Behind the new cases of antisemitism lies a centuries-old tale about Jews spreading infection.
“The language and imagery used clearly identifies a revival of the medieval ‘blood libels’ when Jews were accused of spreading disease, poisoning wells or controlling economies,” said Moshe Kantor, president of the European Jewish Congress.
“The language and imagery used clearly identifies a revival of the medieval ‘blood libels’ when Jews were accused of spreading disease, poisoning wells or controlling economies,” he added.
He called on world leaders to address the problem of growing extremism “already at our door”. Kantor said there had been a consistent rise in anti-Semitism over the last few years, especially online.

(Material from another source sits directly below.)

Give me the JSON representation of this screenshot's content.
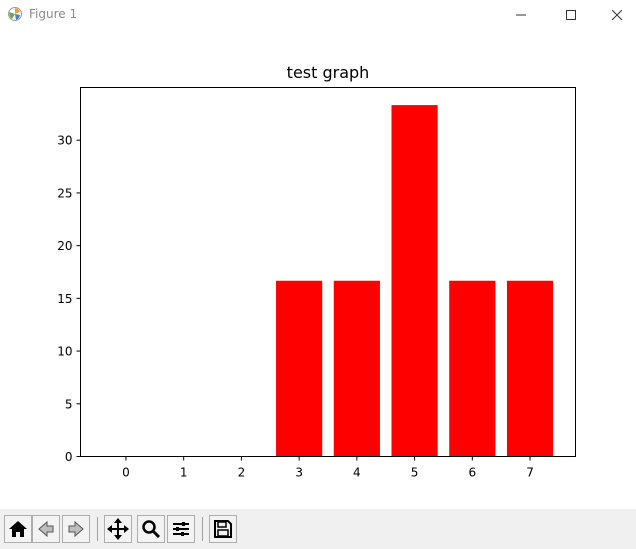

Since early 2020, far-right politicians have used the crisis to spread their agenda. Due to the lost jobs, people are searching for a scapegoat, and conspiracy-theorists have looked at the old foe.
The world still awaits the expected economic downturn. Many fear that this will lead to even more discrimination. This opinion is based on theory that such issues are often rooted in the socioeconomic sphere.